SooperMexican: Dana Milbank Apologist?
Posted on | February 16, 2012 | 14 Comments
by Smitty
Did I type apologist? I meant adversary. First day, new fingers. SooperMexican is having none of Milbank’s critique of the GOP’s ‘insufficient’ pandering of the Latino vote (emphasis original, epithets ironic, as only conservative white males are capable of raaaaacism):
Today leftist halfwit and pasty white gringo Dana Milbank wrote a column decrying the GOP’s lack of pandering to the Latino community. Of course, the Obama administration has such a fantastic record of promising everything to Latinos, and giving us nothing.
You can tell that people on the right care little for Latinos by Marco Rubio’s poor performance at the CPAC straw poll for making it on the GOP ticket this November:
Did I say poor performance? Look at that: Rubio blew away both of the next two hopefuls by nearly a 4:1 margin.
The only way Milbank is even remotely correct is that the Ruling Class GOP never misses an opportunity to miss an opportunity to support liberty and follow the Tea Party spirit. Could the GOP piss down the backs of Americans of Latino extraction this fall? I wish I could argue persuasively in the negative on that one.
Comments
14 Responses to “SooperMexican: Dana Milbank Apologist?”

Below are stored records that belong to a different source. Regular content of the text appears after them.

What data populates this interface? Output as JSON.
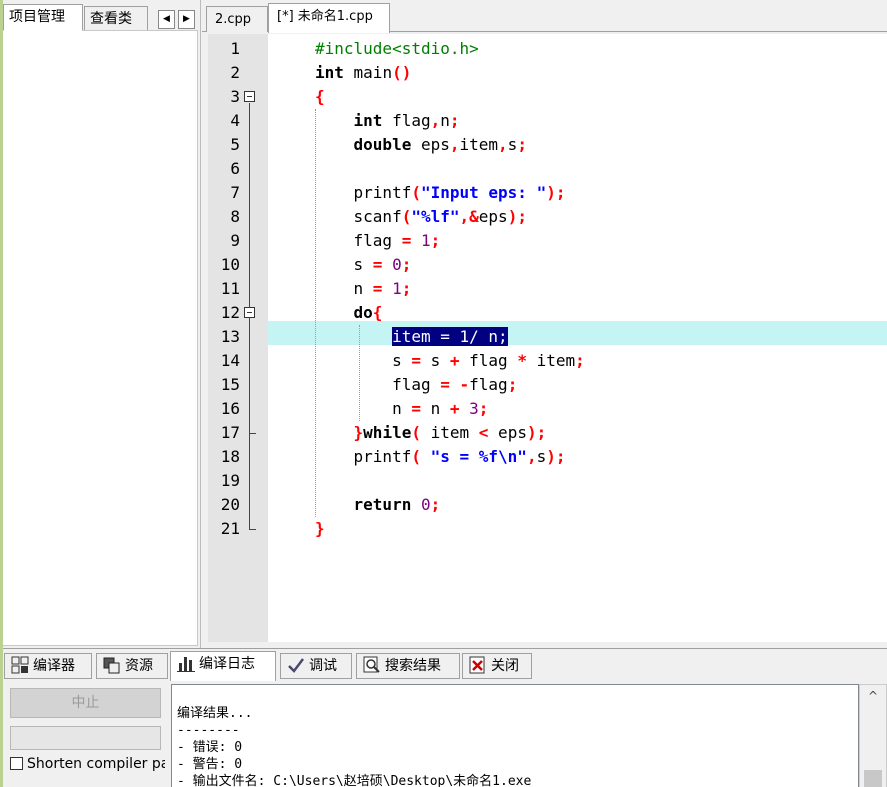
{
  "left_panel": {
    "tabs": [
      {
        "label": "项目管理"
      },
      {
        "label": "查看类"
      }
    ],
    "arrow_left": "◀",
    "arrow_right": "▶"
  },
  "editor_tabs": [
    {
      "label": "2.cpp"
    },
    {
      "label": "[*] 未命名1.cpp"
    }
  ],
  "editor": {
    "line_numbers": [
      "1",
      "2",
      "3",
      "4",
      "5",
      "6",
      "7",
      "8",
      "9",
      "10",
      "11",
      "12",
      "13",
      "14",
      "15",
      "16",
      "17",
      "18",
      "19",
      "20",
      "21"
    ],
    "lines": [
      [
        [
          "pp",
          "#include<stdio.h>"
        ]
      ],
      [
        [
          "kw",
          "int"
        ],
        [
          "id",
          " main"
        ],
        [
          "sym",
          "()"
        ]
      ],
      [
        [
          "sym",
          "{"
        ]
      ],
      [
        [
          "id",
          "    "
        ],
        [
          "kw",
          "int"
        ],
        [
          "id",
          " flag"
        ],
        [
          "sym",
          ","
        ],
        [
          "id",
          "n"
        ],
        [
          "sym",
          ";"
        ]
      ],
      [
        [
          "id",
          "    "
        ],
        [
          "kw",
          "double"
        ],
        [
          "id",
          " eps"
        ],
        [
          "sym",
          ","
        ],
        [
          "id",
          "item"
        ],
        [
          "sym",
          ","
        ],
        [
          "id",
          "s"
        ],
        [
          "sym",
          ";"
        ]
      ],
      [],
      [
        [
          "id",
          "    printf"
        ],
        [
          "sym",
          "("
        ],
        [
          "str",
          "\"Input eps: \""
        ],
        [
          "sym",
          ");"
        ]
      ],
      [
        [
          "id",
          "    scanf"
        ],
        [
          "sym",
          "("
        ],
        [
          "str",
          "\"%lf\""
        ],
        [
          "sym",
          ",&"
        ],
        [
          "id",
          "eps"
        ],
        [
          "sym",
          ");"
        ]
      ],
      [
        [
          "id",
          "    flag "
        ],
        [
          "sym",
          "="
        ],
        [
          "id",
          " "
        ],
        [
          "num",
          "1"
        ],
        [
          "sym",
          ";"
        ]
      ],
      [
        [
          "id",
          "    s "
        ],
        [
          "sym",
          "="
        ],
        [
          "id",
          " "
        ],
        [
          "num",
          "0"
        ],
        [
          "sym",
          ";"
        ]
      ],
      [
        [
          "id",
          "    n "
        ],
        [
          "sym",
          "="
        ],
        [
          "id",
          " "
        ],
        [
          "num",
          "1"
        ],
        [
          "sym",
          ";"
        ]
      ],
      [
        [
          "id",
          "    "
        ],
        [
          "kw",
          "do"
        ],
        [
          "sym",
          "{"
        ]
      ],
      [
        [
          "id",
          "        "
        ],
        [
          "sel",
          "item = 1/ n;"
        ]
      ],
      [
        [
          "id",
          "        s "
        ],
        [
          "sym",
          "="
        ],
        [
          "id",
          " s "
        ],
        [
          "sym",
          "+"
        ],
        [
          "id",
          " flag "
        ],
        [
          "sym",
          "*"
        ],
        [
          "id",
          " item"
        ],
        [
          "sym",
          ";"
        ]
      ],
      [
        [
          "id",
          "        flag "
        ],
        [
          "sym",
          "="
        ],
        [
          "id",
          " "
        ],
        [
          "sym",
          "-"
        ],
        [
          "id",
          "flag"
        ],
        [
          "sym",
          ";"
        ]
      ],
      [
        [
          "id",
          "        n "
        ],
        [
          "sym",
          "="
        ],
        [
          "id",
          " n "
        ],
        [
          "sym",
          "+"
        ],
        [
          "id",
          " "
        ],
        [
          "num",
          "3"
        ],
        [
          "sym",
          ";"
        ]
      ],
      [
        [
          "id",
          "    "
        ],
        [
          "sym",
          "}"
        ],
        [
          "kw",
          "while"
        ],
        [
          "sym",
          "("
        ],
        [
          "id",
          " item "
        ],
        [
          "sym",
          "<"
        ],
        [
          "id",
          " eps"
        ],
        [
          "sym",
          ");"
        ]
      ],
      [
        [
          "id",
          "    printf"
        ],
        [
          "sym",
          "("
        ],
        [
          "id",
          " "
        ],
        [
          "str",
          "\"s = %f\\n\""
        ],
        [
          "sym",
          ","
        ],
        [
          "id",
          "s"
        ],
        [
          "sym",
          ");"
        ]
      ],
      [],
      [
        [
          "id",
          "    "
        ],
        [
          "kw",
          "return"
        ],
        [
          "id",
          " "
        ],
        [
          "num",
          "0"
        ],
        [
          "sym",
          ";"
        ]
      ],
      [
        [
          "sym",
          "}"
        ]
      ]
    ]
  },
  "bottom_tabs": [
    {
      "label": "编译器",
      "icon": "grid-icon"
    },
    {
      "label": "资源",
      "icon": "resources-icon"
    },
    {
      "label": "编译日志",
      "icon": "bar-chart-icon"
    },
    {
      "label": "调试",
      "icon": "checkmark-icon"
    },
    {
      "label": "搜索结果",
      "icon": "search-results-icon"
    },
    {
      "label": "关闭",
      "icon": "close-icon"
    }
  ],
  "compile": {
    "stop_label": "中止",
    "shorten_label": "Shorten compiler pa",
    "log_lines": [
      "编译结果...",
      "--------",
      "- 错误: 0",
      "- 警告: 0",
      "- 输出文件名: C:\\Users\\赵培硕\\Desktop\\未命名1.exe"
    ]
  },
  "scroll_up_glyph": "^",
  "colors": {
    "highlight_line": "#c4f4f4",
    "selection": "#000080",
    "keyword": "#000000",
    "preprocessor": "#008000",
    "string": "#0000ff",
    "number": "#800080",
    "symbol": "#ff0000"
  }
}
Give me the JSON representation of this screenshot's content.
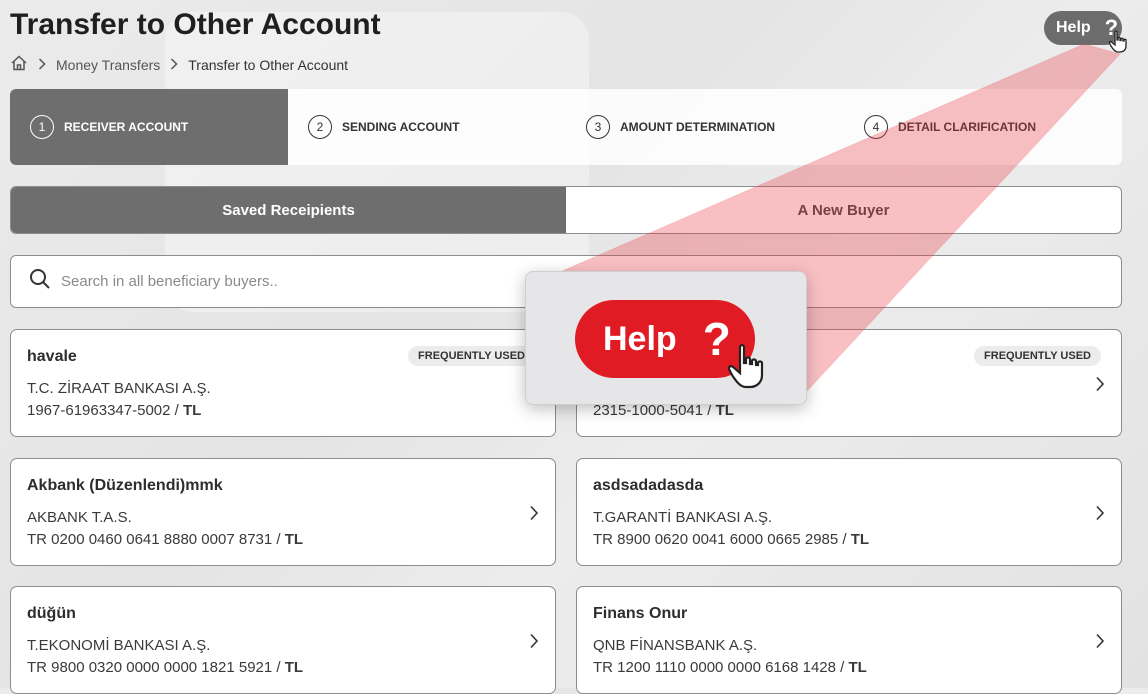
{
  "page": {
    "title": "Transfer to Other Account"
  },
  "breadcrumb": {
    "items": [
      "Money Transfers",
      "Transfer to Other Account"
    ]
  },
  "help": {
    "label": "Help",
    "symbol": "?"
  },
  "steps": [
    {
      "num": "1",
      "label": "RECEIVER ACCOUNT",
      "active": true
    },
    {
      "num": "2",
      "label": "SENDING ACCOUNT"
    },
    {
      "num": "3",
      "label": "AMOUNT DETERMINATION"
    },
    {
      "num": "4",
      "label": "DETAIL CLARIFICATION"
    }
  ],
  "tabs": [
    {
      "label": "Saved Receipients",
      "active": true
    },
    {
      "label": "A New Buyer"
    }
  ],
  "search": {
    "placeholder": "Search in all beneficiary buyers..",
    "value": ""
  },
  "cards": [
    {
      "name": "havale",
      "bank": "T.C. ZİRAAT BANKASI A.Ş.",
      "account": "1967-61963347-5002",
      "currency": "TL",
      "badge": "FREQUENTLY USED"
    },
    {
      "name": "",
      "bank": "",
      "account": "2315-1000-5041",
      "currency": "TL",
      "badge": "FREQUENTLY USED"
    },
    {
      "name": "Akbank (Düzenlendi)mmk",
      "bank": "AKBANK T.A.S.",
      "account": "TR 0200 0460 0641 8880 0007 8731",
      "currency": "TL"
    },
    {
      "name": "asdsadadasda",
      "bank": "T.GARANTİ BANKASI A.Ş.",
      "account": "TR 8900 0620 0041 6000 0665 2985",
      "currency": "TL"
    },
    {
      "name": "düğün",
      "bank": "T.EKONOMİ BANKASI A.Ş.",
      "account": "TR 9800 0320 0000 0000 1821 5921",
      "currency": "TL"
    },
    {
      "name": "Finans Onur",
      "bank": "QNB FİNANSBANK A.Ş.",
      "account": "TR 1200 1110 0000 0000 6168 1428",
      "currency": "TL"
    }
  ],
  "acct_sep": " / ",
  "colors": {
    "accent": "#e01b24",
    "active_gray": "#6e6e6e"
  }
}
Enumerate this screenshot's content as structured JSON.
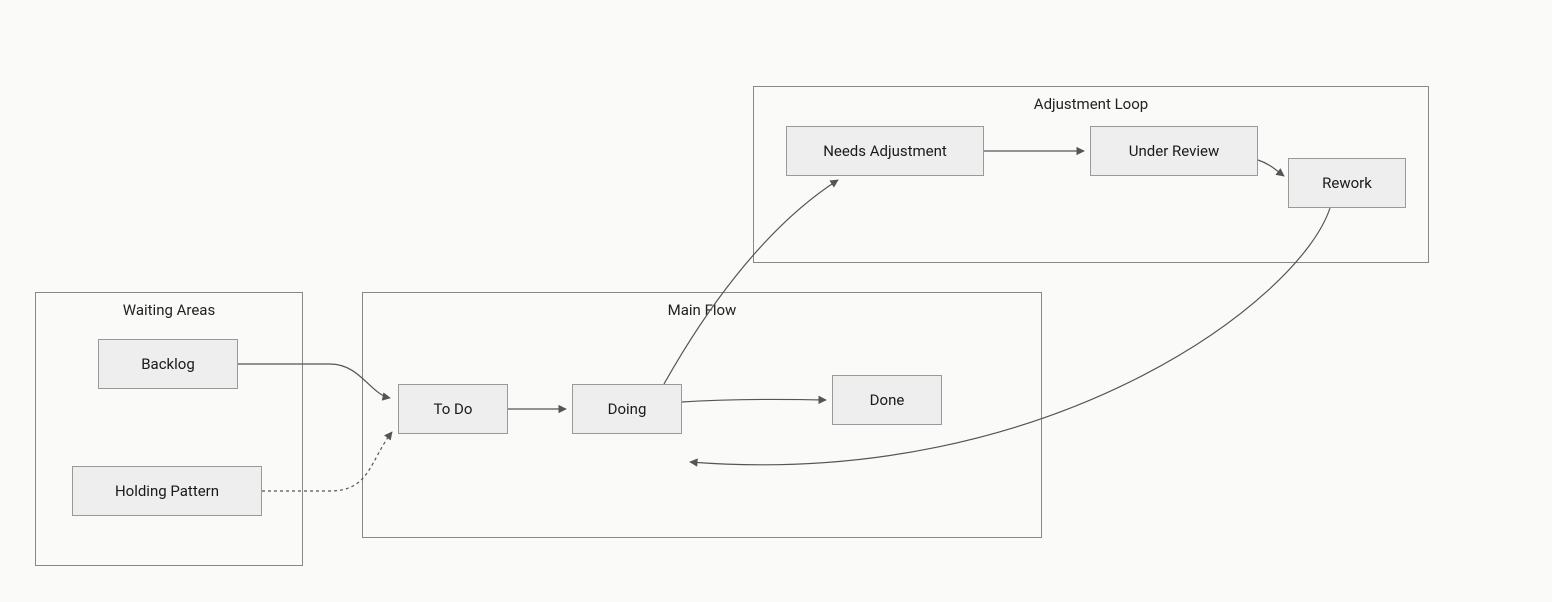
{
  "groups": {
    "waiting": {
      "title": "Waiting Areas"
    },
    "main": {
      "title": "Main Flow"
    },
    "adjust": {
      "title": "Adjustment Loop"
    }
  },
  "nodes": {
    "backlog": {
      "label": "Backlog"
    },
    "holding": {
      "label": "Holding Pattern"
    },
    "todo": {
      "label": "To Do"
    },
    "doing": {
      "label": "Doing"
    },
    "done": {
      "label": "Done"
    },
    "needsadj": {
      "label": "Needs Adjustment"
    },
    "review": {
      "label": "Under Review"
    },
    "rework": {
      "label": "Rework"
    }
  }
}
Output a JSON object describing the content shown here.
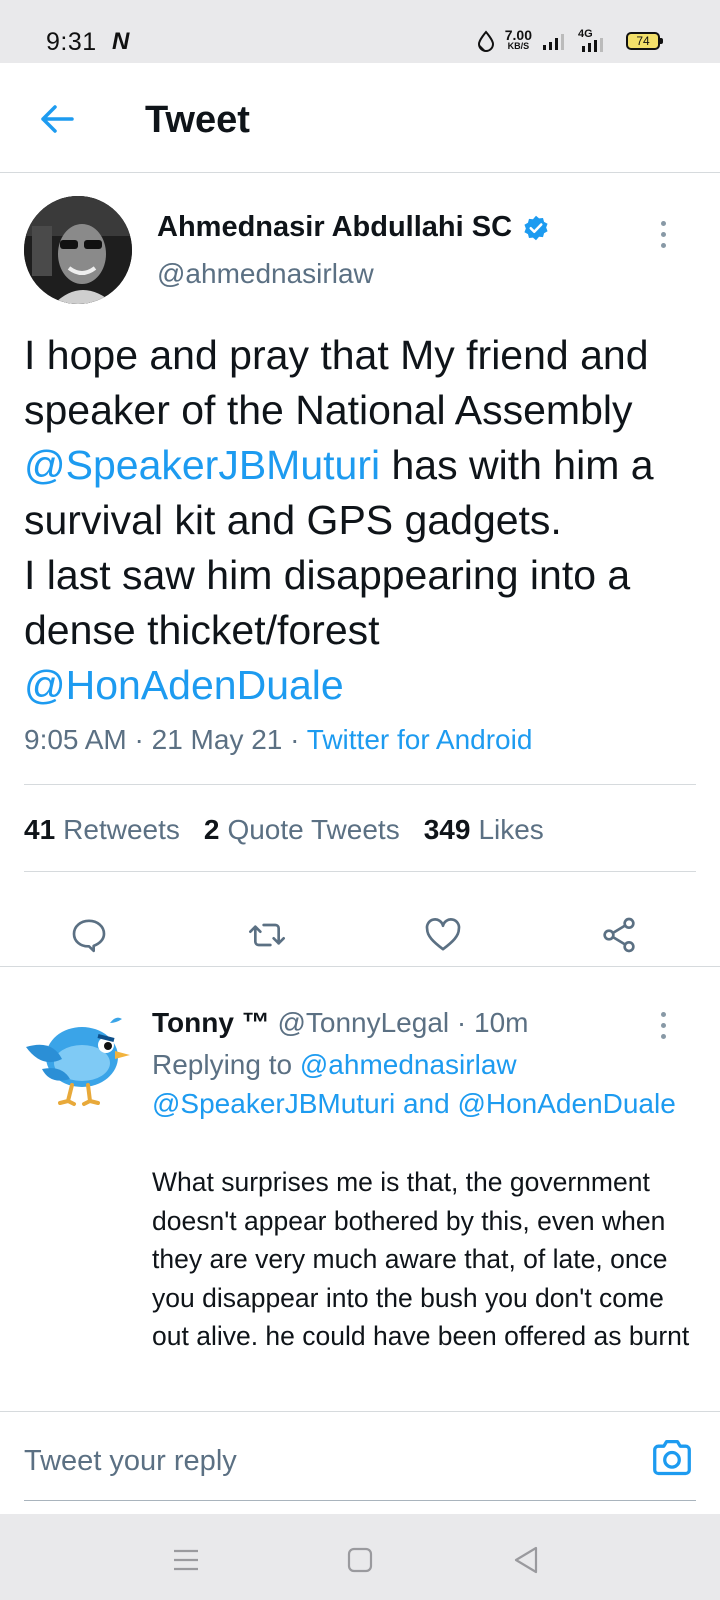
{
  "status_bar": {
    "time": "9:31",
    "carrier_icon": "N",
    "net_speed_value": "7.00",
    "net_speed_unit": "KB/S",
    "network_type": "4G",
    "battery": "74"
  },
  "header": {
    "back_icon": "arrow-left-icon",
    "title": "Tweet"
  },
  "tweet": {
    "author_name": "Ahmednasir Abdullahi SC",
    "author_handle": "@ahmednasirlaw",
    "verified": true,
    "text_segments": [
      {
        "text": "I hope and pray that My friend and speaker of the National Assembly ",
        "mention": false
      },
      {
        "text": "@SpeakerJBMuturi",
        "mention": true
      },
      {
        "text": " has with him a survival kit and GPS gadgets.\nI last saw him disappearing into a dense thicket/forest\n",
        "mention": false
      },
      {
        "text": "@HonAdenDuale",
        "mention": true
      }
    ],
    "time": "9:05 AM",
    "date": "21 May 21",
    "source": "Twitter for Android",
    "stats": {
      "retweets_count": "41",
      "retweets_label": "Retweets",
      "quote_count": "2",
      "quote_label": "Quote Tweets",
      "likes_count": "349",
      "likes_label": "Likes"
    },
    "actions": [
      "reply-icon",
      "retweet-icon",
      "like-icon",
      "share-icon"
    ]
  },
  "reply": {
    "name": "Tonny ™",
    "handle": "@TonnyLegal",
    "time": "10m",
    "replying_label": "Replying to",
    "replying_to": "@ahmednasirlaw @SpeakerJBMuturi and @HonAdenDuale",
    "text": "What surprises me is that, the government doesn't appear bothered by this, even when they are very much aware that, of late, once you disappear into the bush you don't come out alive. he  could have been offered as burnt"
  },
  "composer": {
    "placeholder": "Tweet your reply",
    "camera_icon": "camera-icon"
  },
  "colors": {
    "accent": "#1d9bf0",
    "secondary_text": "#5b7083",
    "primary_text": "#0f1419",
    "system_bar": "#e9e9eb"
  }
}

February 16th, 2012 @ 5:04 pm
Darn you and your misleading blog titles! *shakes chimichanga at Smitty angrily*
February 16th, 2012 @ 6:00 pm
You know, some years I’d prefer A. Chimichanga over my electoral options. So put that in your sombrero and stuff it, Dana. If that is your real name.
February 16th, 2012 @ 6:17 pm
Dana Milbank and Soopermexican are both dingbat jerks. I think it’s a draw as to neither of them being any more credible than puffy dust.
February 16th, 2012 @ 6:27 pm
I’m starting to think that some of ya’ll are in need of some hoo hah! as in BALD hoo hah!… Wow… just….wow… O_o
February 16th, 2012 @ 8:01 pm
Milbank is proof you can use a keyboard without brains or testicles. He’s been a little Democratic cabana-boy for years, his whole “career.”
February 16th, 2012 @ 8:42 pm
I was riding behind a small economy car today, driven by an obvious Latina. Her car has a small sticker on the back window: ABO. Yup. Not looking good for BO. She clearly wants Anybody But Obama! He has lost the Latino vote.
February 17th, 2012 @ 8:10 am
I always though Chimi Changa was some gay fashion designer guy who made shoes.
February 17th, 2012 @ 8:12 am
Were I Braxton Bragg, I would prefer a Chickamauga.
February 17th, 2012 @ 8:13 am
Best description I’ve ever seen of the clown.
February 17th, 2012 @ 8:14 am
Damn, Danda: you’re not pronouncing it correctly; it’s Laa-tee-NAH [and don’t forget: Pahk-eee-sthan].
February 17th, 2012 @ 8:30 am
I detest these fake, super exaggerated, Spanish accents like used by Geraldo and others. The recent Sesame Street snippet with SC Justice So-Tow-May-ore drove me nuts. They do this to drive daggers into their political opponents. If you listen to real, natural, conversational Spanish it sounds nothing like that.
February 17th, 2012 @ 8:57 am
Exactly. It’s just another tactic in the Left’s attempt to balkanize American Society, to break it up into rival groupings [classic Leftist tactic, that].
February 17th, 2012 @ 10:28 am
I’d agree I hate it when people overdo it. On the other hand, my last name is very Spanish, and really can’t be pronounced without sounding ludicrous unless I say it with an accent. Being a right-wing nutjob, I certainly don’t intend to balkanize America.
February 17th, 2012 @ 10:43 am
Dandapani’s point was that the melodramatic pronunciation of foreign names and place names is the bad thing [like Laa-Tee-NAH, instead of Lah-tee-no]. It’s the equivalent to saying ‘Well, I drive a Prius’, with the emphasis on the last word so you know how superior that person is. My real last name is less harsh on the ears if you say it with the Italian pronunciation, which is why I say it that way.